Das Beispiel der ULB Münster zeigt aber auch, dass die Rolle der Bibliotheken deutlich über eine reine Vermittlerrolle hinausgehen kann. Dort agiert die Bibliothek als ein Anbieter und Entwickler von FDM-Anwendungen, die den Forschenden in enger Zusammenarbeit mit dem dortigen Rechenzentrum bereitgestellt werden. Der in Münster verfolgte Ansatz basiert auf der Nutzung von Cloud-Technologie, die sich im Umfeld privatwirtschaftlicher Unternehmen bereits in vielen Bereichen durchgesetzt hat. Diesem Ansatz zugrunde liegt ein klares Modell der Aufgabenteilung und Verantwortlichkeitsübereinkunft, in der Bibliothek und Rechenzentrum unterschiedliche Rollen in der Bereitstellung digitaler Dienste übernehmen. Damit zeigt es deutlich, dass es auch im Bereich der standortinternen Zusammenarbeit zwischen zentralen Einrichtungen möglich ist, neue Formen der Zusammenarbeit zu leben. Dieser Ansatz bleibt jedoch in seinen Möglichkeiten nicht auf die lokale Dimension beschränkt. Denn mit ihm verbunden ist – wie Jörg Lorenz erläuterte – eine Vision, wie sich auf diesem Wege standortübergreifend Dienste für Forschende gestalten lassen. Die Cloud-Technologie schafft einen übergreifend kompatiblen Betriebsrahmen für die Bereitstellung von FDM-Anwendungen. Analog zum Softwareshop bei kommerziellen Anbietern, in dem Kunden Software automatisiert bereitgestellt bekommen, könnten FDM-Anwendungen in Zukunft auf vergleichbarem Weg von Forschenden bezogen werden. Bibliotheken könnten sich gemeinschaftlich und in gegenseitiger Absprache an der Entwicklung der Software beteiligen und Forschenden so gemeinsam ein breites Portfolio von Anwendungen zur Verfügung stellen. Dies würde, so betonte Jörg Lorenz, gegenüber dem gegenwärtigen Zustand, in der sich Forschende Infrastrukturkomponenten oft mühevoll zusammensuchen müssen, eine wesentliche Verbesserung darstellen. Hier zeigt die Zusammenarbeit in verschiedenen Formen einen Lösungsweg für die Herausforderungen in der Bereitstellung von IT-Infrastrukturen auf. Doch eine solche neue Rolle als Hauptverantwortliche in einem IT-Gebiet und die Einbindung in Forschungsaktivitäten sind für Hochschulbibliotheken neu, ordnete Robert Strötgen ein, so dass es dahingehend interner Aushandlungsprozesse bedürfe. Jens Dierkes zeichnete an dieser Stelle die stärkere Mitarbeit in Forschungsprojekten auf Augenhöhe mit den Forschenden als einen möglichen Weg auf, sich in dieser Rolle zu bestimmen.

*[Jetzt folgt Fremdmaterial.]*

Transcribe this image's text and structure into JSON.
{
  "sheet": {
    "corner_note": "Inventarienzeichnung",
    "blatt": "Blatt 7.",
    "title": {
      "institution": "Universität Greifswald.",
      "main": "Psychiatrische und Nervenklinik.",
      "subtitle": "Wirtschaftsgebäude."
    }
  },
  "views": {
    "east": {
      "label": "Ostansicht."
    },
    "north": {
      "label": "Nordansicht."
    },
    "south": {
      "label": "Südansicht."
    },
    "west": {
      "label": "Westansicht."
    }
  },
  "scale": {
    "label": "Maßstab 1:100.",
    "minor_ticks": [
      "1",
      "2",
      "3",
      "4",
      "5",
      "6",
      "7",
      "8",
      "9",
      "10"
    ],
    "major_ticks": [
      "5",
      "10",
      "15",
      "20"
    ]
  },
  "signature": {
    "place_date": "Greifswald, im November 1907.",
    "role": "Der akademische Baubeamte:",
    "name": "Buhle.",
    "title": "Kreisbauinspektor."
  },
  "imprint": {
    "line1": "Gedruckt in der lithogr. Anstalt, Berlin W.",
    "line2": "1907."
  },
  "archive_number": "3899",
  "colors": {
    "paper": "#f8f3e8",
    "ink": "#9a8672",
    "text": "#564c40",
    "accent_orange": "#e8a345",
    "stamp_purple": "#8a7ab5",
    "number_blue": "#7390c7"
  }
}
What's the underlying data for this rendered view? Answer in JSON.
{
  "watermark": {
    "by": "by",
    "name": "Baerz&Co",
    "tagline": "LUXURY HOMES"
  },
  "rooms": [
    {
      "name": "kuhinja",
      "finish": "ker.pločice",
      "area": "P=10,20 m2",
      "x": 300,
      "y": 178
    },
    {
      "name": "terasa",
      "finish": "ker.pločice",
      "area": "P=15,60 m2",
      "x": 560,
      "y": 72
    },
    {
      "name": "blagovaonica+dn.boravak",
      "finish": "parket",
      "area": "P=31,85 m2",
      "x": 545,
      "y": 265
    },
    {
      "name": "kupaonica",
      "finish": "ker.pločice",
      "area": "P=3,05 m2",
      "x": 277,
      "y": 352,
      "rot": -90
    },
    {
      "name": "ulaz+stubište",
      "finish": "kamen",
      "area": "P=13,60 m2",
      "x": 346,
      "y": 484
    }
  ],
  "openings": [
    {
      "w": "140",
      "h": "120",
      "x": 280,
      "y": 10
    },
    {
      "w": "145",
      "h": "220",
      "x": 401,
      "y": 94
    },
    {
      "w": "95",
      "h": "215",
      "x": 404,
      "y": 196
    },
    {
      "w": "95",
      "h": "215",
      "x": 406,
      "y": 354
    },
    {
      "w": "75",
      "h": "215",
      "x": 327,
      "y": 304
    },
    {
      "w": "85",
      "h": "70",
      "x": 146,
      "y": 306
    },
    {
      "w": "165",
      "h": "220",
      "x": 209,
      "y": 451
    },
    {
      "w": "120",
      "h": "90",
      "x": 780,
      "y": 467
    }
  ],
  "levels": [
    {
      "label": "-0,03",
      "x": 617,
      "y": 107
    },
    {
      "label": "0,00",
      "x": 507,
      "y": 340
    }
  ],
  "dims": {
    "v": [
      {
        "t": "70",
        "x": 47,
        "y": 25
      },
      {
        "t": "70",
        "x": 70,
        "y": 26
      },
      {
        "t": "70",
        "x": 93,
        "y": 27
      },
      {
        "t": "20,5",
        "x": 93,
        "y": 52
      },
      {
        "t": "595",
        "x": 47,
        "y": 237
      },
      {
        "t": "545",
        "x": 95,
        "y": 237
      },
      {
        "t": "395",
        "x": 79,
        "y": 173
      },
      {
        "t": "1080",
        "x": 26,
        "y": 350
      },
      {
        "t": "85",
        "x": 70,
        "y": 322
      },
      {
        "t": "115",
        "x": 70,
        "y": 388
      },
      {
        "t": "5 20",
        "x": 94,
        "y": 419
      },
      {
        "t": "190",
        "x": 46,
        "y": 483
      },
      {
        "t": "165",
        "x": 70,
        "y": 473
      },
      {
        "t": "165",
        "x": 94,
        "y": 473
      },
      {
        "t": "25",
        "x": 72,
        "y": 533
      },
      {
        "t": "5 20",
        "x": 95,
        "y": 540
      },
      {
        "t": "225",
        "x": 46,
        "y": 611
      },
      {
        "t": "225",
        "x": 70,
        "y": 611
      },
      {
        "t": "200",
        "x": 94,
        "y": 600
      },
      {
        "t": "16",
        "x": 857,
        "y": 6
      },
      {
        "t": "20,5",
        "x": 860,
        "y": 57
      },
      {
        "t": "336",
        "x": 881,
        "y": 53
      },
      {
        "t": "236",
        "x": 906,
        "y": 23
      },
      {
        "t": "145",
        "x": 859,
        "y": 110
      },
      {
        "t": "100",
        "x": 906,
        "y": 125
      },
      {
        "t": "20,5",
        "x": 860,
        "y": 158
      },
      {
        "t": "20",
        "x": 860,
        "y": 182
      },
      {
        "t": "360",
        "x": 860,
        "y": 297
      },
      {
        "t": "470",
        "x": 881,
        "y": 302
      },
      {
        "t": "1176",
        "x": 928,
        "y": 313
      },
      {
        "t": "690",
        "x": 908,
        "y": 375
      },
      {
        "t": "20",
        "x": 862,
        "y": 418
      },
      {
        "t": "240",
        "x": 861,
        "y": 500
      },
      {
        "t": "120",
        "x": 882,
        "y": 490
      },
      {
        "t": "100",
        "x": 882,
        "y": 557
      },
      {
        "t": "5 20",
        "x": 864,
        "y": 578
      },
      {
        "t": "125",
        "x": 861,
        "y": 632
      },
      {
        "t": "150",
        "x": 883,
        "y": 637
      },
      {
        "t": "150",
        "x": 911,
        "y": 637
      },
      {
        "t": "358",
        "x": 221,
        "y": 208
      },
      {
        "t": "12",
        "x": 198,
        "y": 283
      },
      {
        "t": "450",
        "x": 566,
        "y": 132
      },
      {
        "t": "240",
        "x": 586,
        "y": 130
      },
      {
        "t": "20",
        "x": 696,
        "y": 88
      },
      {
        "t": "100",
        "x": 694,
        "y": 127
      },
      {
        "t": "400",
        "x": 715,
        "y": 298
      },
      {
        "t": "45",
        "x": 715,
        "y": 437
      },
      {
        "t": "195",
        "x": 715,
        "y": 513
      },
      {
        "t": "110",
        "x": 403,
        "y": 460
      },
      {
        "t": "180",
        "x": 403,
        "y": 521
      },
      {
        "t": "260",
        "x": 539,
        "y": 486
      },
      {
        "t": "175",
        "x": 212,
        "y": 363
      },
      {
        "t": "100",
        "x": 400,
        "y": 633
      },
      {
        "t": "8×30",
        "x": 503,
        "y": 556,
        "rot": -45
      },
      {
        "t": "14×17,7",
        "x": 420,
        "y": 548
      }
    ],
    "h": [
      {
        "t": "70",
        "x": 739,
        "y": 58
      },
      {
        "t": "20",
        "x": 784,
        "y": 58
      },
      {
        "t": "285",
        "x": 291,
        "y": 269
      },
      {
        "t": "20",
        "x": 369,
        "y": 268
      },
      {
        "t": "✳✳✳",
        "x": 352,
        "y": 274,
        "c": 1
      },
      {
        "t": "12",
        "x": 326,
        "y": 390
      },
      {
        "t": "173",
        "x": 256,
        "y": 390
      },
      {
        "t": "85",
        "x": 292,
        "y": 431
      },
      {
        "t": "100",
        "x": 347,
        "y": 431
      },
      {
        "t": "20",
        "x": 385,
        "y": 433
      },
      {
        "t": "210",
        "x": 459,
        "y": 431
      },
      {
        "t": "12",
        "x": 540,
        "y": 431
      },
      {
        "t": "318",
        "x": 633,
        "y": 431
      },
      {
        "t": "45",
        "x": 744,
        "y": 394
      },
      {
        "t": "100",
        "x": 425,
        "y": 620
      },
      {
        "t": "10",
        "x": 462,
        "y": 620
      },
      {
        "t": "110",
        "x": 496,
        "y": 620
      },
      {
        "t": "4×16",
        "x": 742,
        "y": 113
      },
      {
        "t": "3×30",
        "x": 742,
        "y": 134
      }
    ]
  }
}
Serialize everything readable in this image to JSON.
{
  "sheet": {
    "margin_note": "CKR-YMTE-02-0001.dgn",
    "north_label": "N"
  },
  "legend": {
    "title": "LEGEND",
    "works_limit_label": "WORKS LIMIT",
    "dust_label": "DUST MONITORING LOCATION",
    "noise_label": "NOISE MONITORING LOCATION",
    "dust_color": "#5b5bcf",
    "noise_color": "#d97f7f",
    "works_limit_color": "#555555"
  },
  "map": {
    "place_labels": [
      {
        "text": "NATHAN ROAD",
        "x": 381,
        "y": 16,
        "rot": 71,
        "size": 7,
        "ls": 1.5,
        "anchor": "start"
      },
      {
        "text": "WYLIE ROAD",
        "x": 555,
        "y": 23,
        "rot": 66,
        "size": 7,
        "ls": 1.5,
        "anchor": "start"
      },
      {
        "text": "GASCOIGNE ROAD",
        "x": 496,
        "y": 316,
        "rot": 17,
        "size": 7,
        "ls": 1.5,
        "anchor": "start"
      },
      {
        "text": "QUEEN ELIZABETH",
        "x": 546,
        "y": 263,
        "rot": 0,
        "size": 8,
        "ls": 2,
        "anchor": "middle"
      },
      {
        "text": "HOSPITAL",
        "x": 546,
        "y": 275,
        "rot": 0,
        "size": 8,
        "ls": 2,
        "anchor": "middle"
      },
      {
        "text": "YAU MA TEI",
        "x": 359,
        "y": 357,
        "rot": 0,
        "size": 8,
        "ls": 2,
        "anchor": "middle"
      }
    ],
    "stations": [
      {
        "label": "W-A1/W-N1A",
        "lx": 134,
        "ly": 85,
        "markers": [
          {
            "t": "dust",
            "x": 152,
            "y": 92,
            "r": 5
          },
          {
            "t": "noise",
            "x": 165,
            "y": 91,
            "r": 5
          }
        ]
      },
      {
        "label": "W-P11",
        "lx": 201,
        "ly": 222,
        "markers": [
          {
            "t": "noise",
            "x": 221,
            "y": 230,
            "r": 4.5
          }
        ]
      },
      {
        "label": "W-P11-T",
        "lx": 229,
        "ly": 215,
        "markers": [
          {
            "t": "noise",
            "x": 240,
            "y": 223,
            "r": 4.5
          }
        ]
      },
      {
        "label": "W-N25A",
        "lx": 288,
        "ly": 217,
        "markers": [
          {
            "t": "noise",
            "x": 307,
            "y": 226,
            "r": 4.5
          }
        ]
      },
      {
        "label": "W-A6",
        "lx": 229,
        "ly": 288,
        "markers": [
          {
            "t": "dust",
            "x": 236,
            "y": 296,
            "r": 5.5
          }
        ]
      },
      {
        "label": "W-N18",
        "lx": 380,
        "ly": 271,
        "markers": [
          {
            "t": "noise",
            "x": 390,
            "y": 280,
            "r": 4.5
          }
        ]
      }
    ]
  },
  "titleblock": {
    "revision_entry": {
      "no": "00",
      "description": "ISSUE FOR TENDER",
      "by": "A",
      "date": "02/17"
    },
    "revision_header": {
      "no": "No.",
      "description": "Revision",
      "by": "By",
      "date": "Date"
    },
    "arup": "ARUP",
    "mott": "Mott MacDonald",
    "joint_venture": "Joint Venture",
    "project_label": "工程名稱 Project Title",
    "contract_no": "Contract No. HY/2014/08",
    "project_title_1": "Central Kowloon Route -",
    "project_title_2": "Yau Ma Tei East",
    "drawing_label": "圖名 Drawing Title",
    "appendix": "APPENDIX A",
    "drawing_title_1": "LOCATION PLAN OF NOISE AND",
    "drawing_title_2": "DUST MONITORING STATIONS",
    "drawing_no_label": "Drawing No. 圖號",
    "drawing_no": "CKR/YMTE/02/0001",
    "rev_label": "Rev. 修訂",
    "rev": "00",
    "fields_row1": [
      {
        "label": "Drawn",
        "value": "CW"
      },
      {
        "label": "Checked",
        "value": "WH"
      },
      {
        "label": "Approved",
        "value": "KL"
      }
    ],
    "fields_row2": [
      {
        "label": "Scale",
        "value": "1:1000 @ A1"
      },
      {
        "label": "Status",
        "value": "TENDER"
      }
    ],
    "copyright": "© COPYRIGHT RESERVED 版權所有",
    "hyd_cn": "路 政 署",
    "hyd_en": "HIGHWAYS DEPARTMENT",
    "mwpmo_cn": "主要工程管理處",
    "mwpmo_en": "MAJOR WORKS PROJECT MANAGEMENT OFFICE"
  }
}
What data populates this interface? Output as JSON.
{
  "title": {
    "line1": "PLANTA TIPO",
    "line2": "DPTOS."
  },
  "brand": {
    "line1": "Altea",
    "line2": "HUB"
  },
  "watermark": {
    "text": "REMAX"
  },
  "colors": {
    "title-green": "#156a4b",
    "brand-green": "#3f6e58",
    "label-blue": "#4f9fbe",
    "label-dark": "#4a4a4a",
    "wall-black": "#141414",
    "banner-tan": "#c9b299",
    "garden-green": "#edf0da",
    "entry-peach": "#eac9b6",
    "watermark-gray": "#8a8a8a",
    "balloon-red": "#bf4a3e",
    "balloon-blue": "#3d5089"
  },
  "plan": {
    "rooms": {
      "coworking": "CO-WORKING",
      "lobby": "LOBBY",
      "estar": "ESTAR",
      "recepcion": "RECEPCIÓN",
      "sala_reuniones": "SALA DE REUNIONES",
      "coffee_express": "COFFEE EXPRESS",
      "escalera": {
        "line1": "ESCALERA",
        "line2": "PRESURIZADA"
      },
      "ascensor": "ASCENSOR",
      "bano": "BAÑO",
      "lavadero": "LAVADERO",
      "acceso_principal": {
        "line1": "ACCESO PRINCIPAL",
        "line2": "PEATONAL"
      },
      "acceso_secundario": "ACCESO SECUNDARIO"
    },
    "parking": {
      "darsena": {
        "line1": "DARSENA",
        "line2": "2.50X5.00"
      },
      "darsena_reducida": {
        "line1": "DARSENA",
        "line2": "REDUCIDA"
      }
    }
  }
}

Die Frage nach den Kooperationsmöglichkeiten wies an diesem Punkt darauf hin, dass in manchen Fällen noch eine individuelle Standortbestimmung zur Rolle der Bibliothek als IT-Anbieter und an Forschungsprojekten beteiligte Einrichtung aussteht. Dessen ungeachtet gibt es bereits Beispiele für Bibliothekskooperationen zu FDM-Diensten. So verwies Robert Strötgen auf die Zusammenarbeit der TU9-Bibliotheken in der Weiterbildung zu FDM. Auf strategischer Ebene können unterschiedliche Bedarfslagen bei Forschenden aber auch zu Spannungen zwischen individuellen Standortinteressen und den Zielen der Gemeinschaft führen. Jens Dierkes betonte, dass rein kooperative Entwicklungen trotz möglicher Arbeitsteilung die Erfüllung spezifischer Anforderungen auch einschränken können. Diese ausdifferenzierten Bedarfe entstehen gleichzeitig womöglich gerade bei exponierten Akteuren wie Sonderforschungsbereichen oder Exzellenzclustern. Es gilt also eine Gratwanderung zwischen breit anwendbaren und spezialisierten Diensten zu leisten und mit den vorhandenen Ressourcen zu haushalten. Gleichzeitig versprechen Kooperationen gerade in dieser Hinsicht Lösungsansätze zur Bewältigung bestehender Herausforderungen, z.B. hinsichtlich des gegenwärtigen Mangels an qualifiziertem Personal.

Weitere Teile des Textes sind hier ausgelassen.